Once the drain is removed, you should clean out any debris that may be in the drainpipe. Use a wire brush to remove any buildup of soap or hair. Flush the drainpipe with water to remove any remaining debris.
Step 2: Prepare the New Drain Location
The next step is to prepare the new drain location. If you’re moving the drain to a new location, you’ll need to cut a hole in the shower floor. The hole should be big enough to accommodate the new shower drain.
If you’re simply moving the drain within the same general area, you won’t need to cut a new hole. However, you will need to clear any debris from the area around the drain. Use a chisel and hammer to remove any tile or grout that may be in the way.
Step 3: Install the New Shower Drain
Once the new drain location is prepared, it’s time to install the new shower drain. Start by wrapping Teflon tape around the threads of the drain. This will help to create a watertight seal.
Next, screw the drain into place and tighten it with an adjustable wrench. Be careful not to overtighten the drain, as this could damage the threads.
Once the drain is in place, you’ll need to reconnect the P-trap. Wrap Teflon tape around the threads of the P-trap and screw it into place. Use a pipe wrench to tighten the connection.

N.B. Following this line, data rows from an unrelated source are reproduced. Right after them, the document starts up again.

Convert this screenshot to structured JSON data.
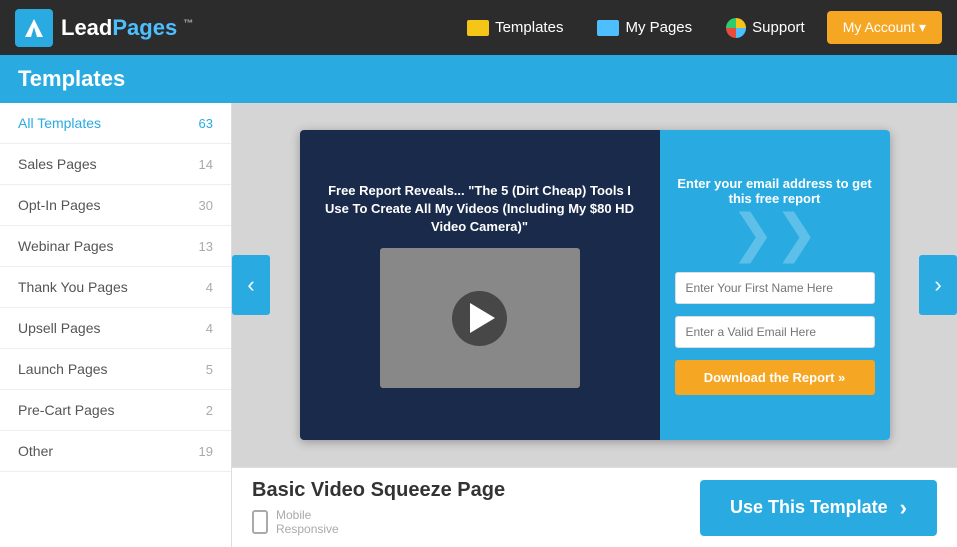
{
  "header": {
    "logo_bold": "Lead",
    "logo_light": "Pages",
    "nav": [
      {
        "id": "templates",
        "label": "Templates"
      },
      {
        "id": "my-pages",
        "label": "My Pages"
      },
      {
        "id": "support",
        "label": "Support"
      }
    ],
    "my_account_label": "My Account ▾"
  },
  "page_title": "Templates",
  "sidebar": {
    "items": [
      {
        "id": "all-templates",
        "label": "All Templates",
        "count": "63",
        "active": true
      },
      {
        "id": "sales-pages",
        "label": "Sales Pages",
        "count": "14",
        "active": false
      },
      {
        "id": "opt-in-pages",
        "label": "Opt-In Pages",
        "count": "30",
        "active": false
      },
      {
        "id": "webinar-pages",
        "label": "Webinar Pages",
        "count": "13",
        "active": false
      },
      {
        "id": "thank-you-pages",
        "label": "Thank You Pages",
        "count": "4",
        "active": false
      },
      {
        "id": "upsell-pages",
        "label": "Upsell Pages",
        "count": "4",
        "active": false
      },
      {
        "id": "launch-pages",
        "label": "Launch Pages",
        "count": "5",
        "active": false
      },
      {
        "id": "pre-cart-pages",
        "label": "Pre-Cart Pages",
        "count": "2",
        "active": false
      },
      {
        "id": "other",
        "label": "Other",
        "count": "19",
        "active": false
      }
    ]
  },
  "template_preview": {
    "left_title": "Free Report Reveals... \"The 5 (Dirt Cheap) Tools I Use To Create All My Videos (Including My $80 HD Video Camera)\"",
    "right_title": "Enter your email address to get this free report",
    "input1_placeholder": "Enter Your First Name Here",
    "input2_placeholder": "Enter a Valid Email Here",
    "cta_label": "Download the Report »",
    "chevron_deco": "❯❯"
  },
  "template_info": {
    "name": "Basic Video Squeeze Page",
    "mobile_label": "Mobile",
    "responsive_label": "Responsive",
    "use_template_label": "Use This Template"
  },
  "carousel": {
    "prev_label": "‹",
    "next_label": "›"
  }
}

Step 4: Install the Drain Cover
The final step is to install the drain cover. This can be done by simply screwing the cover into place. Be sure to use Teflon tape around the threads to create a watertight seal.

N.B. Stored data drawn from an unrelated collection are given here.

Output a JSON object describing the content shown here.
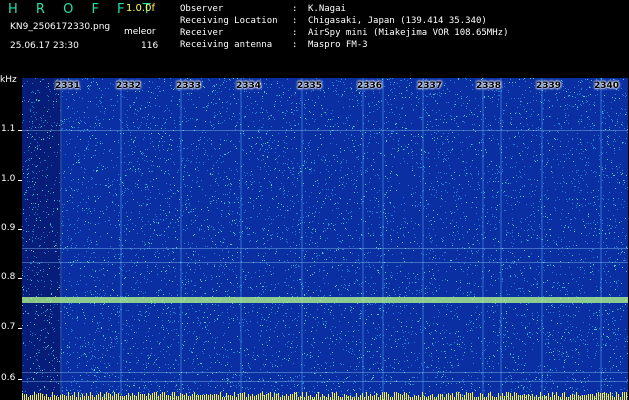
{
  "header": {
    "app_title": "H R O F F T",
    "version": "1.0.0f",
    "filename": "KN9_2506172330.png",
    "meleor_label": "meleor",
    "datetime": "25.06.17 23:30",
    "count": "116"
  },
  "info": {
    "rows": [
      {
        "label": "Observer",
        "sep": ":",
        "value": "K.Nagai"
      },
      {
        "label": "Receiving Location",
        "sep": ":",
        "value": "Chigasaki, Japan (139.414 35.340)"
      },
      {
        "label": "Receiver",
        "sep": ":",
        "value": "AirSpy mini (Miakejima VOR 108.65MHz)"
      },
      {
        "label": "Receiving antenna",
        "sep": ":",
        "value": "Maspro FM-3"
      }
    ]
  },
  "axis": {
    "y_unit": "kHz",
    "y_ticks": [
      "1.1",
      "1.0",
      "0.9",
      "0.8",
      "0.7",
      "0.6"
    ],
    "x_ticks": [
      "2331",
      "2332",
      "2333",
      "2334",
      "2335",
      "2336",
      "2337",
      "2338",
      "2339",
      "2340"
    ]
  },
  "colors": {
    "background": "#0a2fa3",
    "noise_light": "#3fc0ff",
    "noise_green": "#7dffb0",
    "trace": "#b8ff8a",
    "title": "#22e0a8",
    "version": "#ffff55"
  }
}
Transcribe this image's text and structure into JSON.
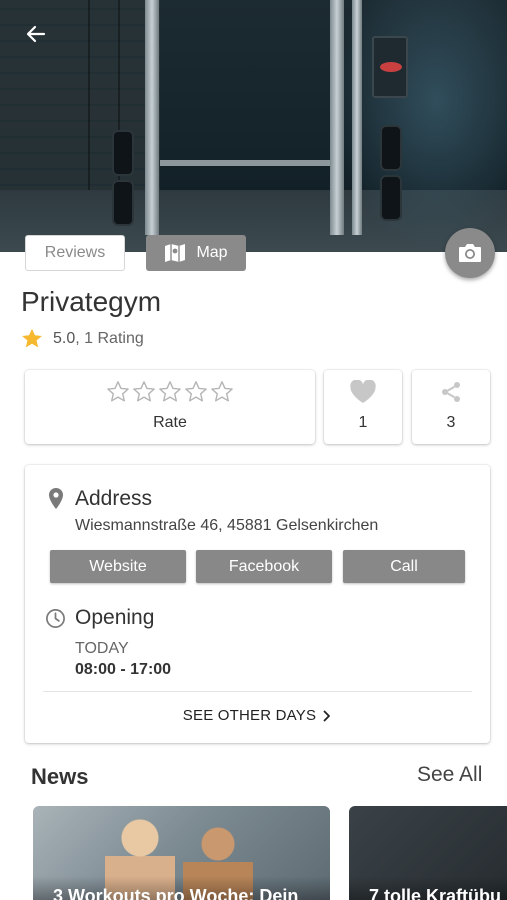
{
  "hero": {
    "image_alt": "gym-equipment-photo"
  },
  "tabs": {
    "reviews": "Reviews",
    "map": "Map"
  },
  "place": {
    "name": "Privategym",
    "rating_score": "5.0",
    "rating_count": ", 1 Rating"
  },
  "actions": {
    "rate_label": "Rate",
    "likes": "1",
    "shares": "3"
  },
  "address": {
    "heading": "Address",
    "text": "Wiesmannstraße 46, 45881  Gelsenkirchen",
    "buttons": {
      "website": "Website",
      "facebook": "Facebook",
      "call": "Call"
    }
  },
  "opening": {
    "heading": "Opening",
    "day": "TODAY",
    "hours": "08:00 - 17:00",
    "see_other_days": "SEE OTHER DAYS"
  },
  "news": {
    "title": "News",
    "see_all": "See All",
    "items": [
      {
        "caption": "3 Workouts pro Woche: Dein"
      },
      {
        "caption": "7 tolle Kraftübu"
      }
    ]
  },
  "colors": {
    "accent_gray": "#888888",
    "star_yellow": "#f5b82e"
  },
  "icons": [
    "back-arrow-icon",
    "camera-icon",
    "map-icon",
    "star-icon",
    "heart-icon",
    "share-icon",
    "location-pin-icon",
    "clock-icon",
    "chevron-right-icon"
  ]
}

You may need to use pliers to tighten the cover if it’s too tight to screw in by hand. Once the cover is in place, your new shower drain is ready for use.
When working with concrete, you should take a few safety precautions.
- Wear gloves, a dust mask, and eye protection.
- Avoid skin contact with concrete.
- Work in a well-ventilated area.
- Wet concrete can be very slippery, so be careful when walking on it.
- If you get concrete on your skin, wash it off immediately with soap and water.
- Concrete can be caustic, so avoid getting it in your eyes.
- If you do get concrete in your eyes, flush them out immediately with water.
- Never leave tools lying around on wet concrete.
- Be aware of your surroundings and watch for hazards.
Common Mistakes When Moving a Shower Drain in Concrete
Here are some common mistakes people make when they try to move a shower drain in concrete:
1. Not removing the old drain first: This is a mistake because you need to remove the old drain before installing the new one. Otherwise, you’ll just be creating a bigger mess.
2. Not using the proper tools: You need to use the right tools for the job. Otherwise, you’ll just be making things worse. Make sure you have a drill, a saw, and the proper concrete cutting bits.
3. Not sealing the new drain: This is a mistake because you need to seal the new drain so that water doesn’t leak through. Otherwise, you’ll just be wasting your time.
4. Not testing the new drain: This is a mistake because you need to test it before using it. In any other case, you may find yourself dealing with a messy situation.
5. Not following the instructions: This is a mistake because you need to follow the instructions that come with the new drain. Otherwise, you could end up making things worse.
Moving a shower drain in concrete is not a difficult task, but it does require some care and attention to detail. Be sure to follow the instructions carefully and take your time. With a little bit of effort, you should be able to move your shower drain without any problems.